For similar reasons, the interpretation of the EMG-measured outputs should be taken with caution. While statistically significant differences in EMG activations were found between the controlled conditions, it is unclear whether the comparisons and relationships discussed in this paper will hold true when greater control inputs are allowed by a healthy individual or a user with gait impairment.

6. Conclusions

This paper presented a comparison of a virtual constraint-based controller with a traditional proportional-derivative controller to evaluate their suitability for gait guidance. Control was applied on a newly developed adjustable pediatric exoskeleton, marking the device’s first use in a control study. During the experiment, the subject gave no indication of discomfort due to the applied controller or the physical hardware. The authors successfully conducted multiple gait experiments using the exoskeleton under different controllers. The successful control implementation demonstrates that the adjustable pediatric lower-limb exoskeleton may serve as a platform in future experiments on rehabilitative and assistive controllers for children.

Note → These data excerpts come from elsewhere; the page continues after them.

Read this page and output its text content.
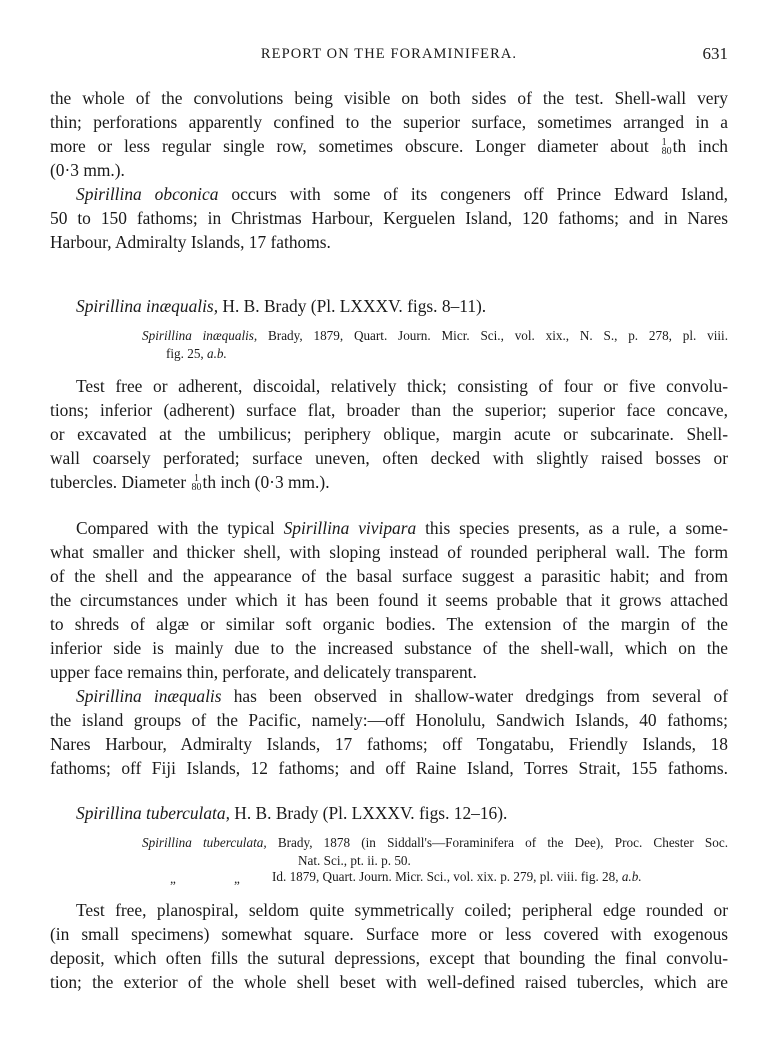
REPORT ON THE FORAMINIFERA.	631
the whole of the convolutions being visible on both sides of the test. Shell-wall very
thin; perforations apparently confined to the superior surface, sometimes arranged in a
more or less regular single row, sometimes obscure. Longer diameter about 1
80 th inch
(0·3 mm.).
Spirillina obconica occurs with some of its congeners off Prince Edward Island,
50 to 150 fathoms; in Christmas Harbour, Kerguelen Island, 120 fathoms; and in Nares
Harbour, Admiralty Islands, 17 fathoms.
Spirillina inæqualis, H. B. Brady (Pl. LXXXV. figs. 8–11).
Spirillina inæqualis, Brady, 1879, Quart. Journ. Micr. Sci., vol. xix., N. S., p. 278, pl. viii.
fig. 25, a.b.
Test free or adherent, discoidal, relatively thick; consisting of four or five convolu-
tions; inferior (adherent) surface flat, broader than the superior; superior face concave,
or excavated at the umbilicus; periphery oblique, margin acute or subcarinate. Shell-
wall coarsely perforated; surface uneven, often decked with slightly raised bosses or
tubercles. Diameter 1
80 th inch (0·3 mm.).
Compared with the typical Spirillina vivipara this species presents, as a rule, a some-
what smaller and thicker shell, with sloping instead of rounded peripheral wall. The form
of the shell and the appearance of the basal surface suggest a parasitic habit; and from
the circumstances under which it has been found it seems probable that it grows attached
to shreds of algæ or similar soft organic bodies. The extension of the margin of the
inferior side is mainly due to the increased substance of the shell-wall, which on the
upper face remains thin, perforate, and delicately transparent.
Spirillina inæqualis has been observed in shallow-water dredgings from several of
the island groups of the Pacific, namely:—off Honolulu, Sandwich Islands, 40 fathoms;
Nares Harbour, Admiralty Islands, 17 fathoms; off Tongatabu, Friendly Islands, 18
fathoms; off Fiji Islands, 12 fathoms; and off Raine Island, Torres Strait, 155 fathoms.
Spirillina tuberculata, H. B. Brady (Pl. LXXXV. figs. 12–16).
Spirillina tuberculata, Brady, 1878 (in Siddall's—Foraminifera of the Dee), Proc. Chester Soc.
Nat. Sci., pt. ii. p. 50.
„	„ Id. 1879, Quart. Journ. Micr. Sci., vol. xix. p. 279, pl. viii. fig. 28, a.b.
Test free, planospiral, seldom quite symmetrically coiled; peripheral edge rounded or
(in small specimens) somewhat square. Surface more or less covered with exogenous
deposit, which often fills the sutural depressions, except that bounding the final convolu-
tion; the exterior of the whole shell beset with well-defined raised tubercles, which are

The virtual constraint-based controller achieved similar levels of gait performance relative to the proportional-derivative controller, as evidenced by the moderate effect size values. However, the VC controller was able to decrease the level of gait variability by 36.72% and 16.28% for the hips and knees, respectively. Conversely, the PD controller decreased variability in the hip joint by only 27.03% and increased the gait variability in the knee joint by 7.10%. Additionally, the VC controller utilized 35.89% and 4.44% less torque in the hip and knee joints relative to the PD controller. A comparison of the EMG outputs between the two controllers indicated that the virtual constraint-based controller required more effort to utilize. However, the user’s post-experiment controller rankings indicated that the VC-based controller was easier to utilize. This could be attributed to the difference in time dependence between the PD and VC controllers, which is evidenced by both the large standard deviation in the control torque inputs and the observations of gait desynchronization made by both the wearer and authors during the PD-controlled experiment.

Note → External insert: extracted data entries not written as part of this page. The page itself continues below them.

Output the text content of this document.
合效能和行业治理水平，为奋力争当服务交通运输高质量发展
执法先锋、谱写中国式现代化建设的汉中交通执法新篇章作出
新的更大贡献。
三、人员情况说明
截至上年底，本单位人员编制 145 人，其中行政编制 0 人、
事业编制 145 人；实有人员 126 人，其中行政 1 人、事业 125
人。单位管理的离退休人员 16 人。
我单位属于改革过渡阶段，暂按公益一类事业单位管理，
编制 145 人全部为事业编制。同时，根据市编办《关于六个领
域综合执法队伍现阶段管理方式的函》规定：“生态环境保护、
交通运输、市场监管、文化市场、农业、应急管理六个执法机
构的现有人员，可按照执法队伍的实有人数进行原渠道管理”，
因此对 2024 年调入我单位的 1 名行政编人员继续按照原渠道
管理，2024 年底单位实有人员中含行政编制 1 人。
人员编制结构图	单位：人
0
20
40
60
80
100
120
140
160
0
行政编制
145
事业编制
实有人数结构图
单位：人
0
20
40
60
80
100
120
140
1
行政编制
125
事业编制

The results of this study’s comparison suggest that virtual constraint-based controllers have favorable characteristics relative to standard PD control due to their perceived ease of use, decreased gait variability, and ability to reduce the control torque required to achieve good performance all while maintaining a time-invariant control implementation. The VC controller also allows the user to retain volitional control over the step timing and removes the risk of gait desynchronization during walking. Thus, virtual constraint-based controllers merit further investigation in larger multi-subject rehabilitation-oriented studies. The efficacy of virtual constraint-based controllers for rehabilitation should also be evaluated through the application of control on a pediatric subject dealing with gait impairment. The authors also propose a multi-subject study utilizing the newly validated exoskeleton platform to better demonstrate the exoskeleton’s ability to adjust to several pediatric subjects.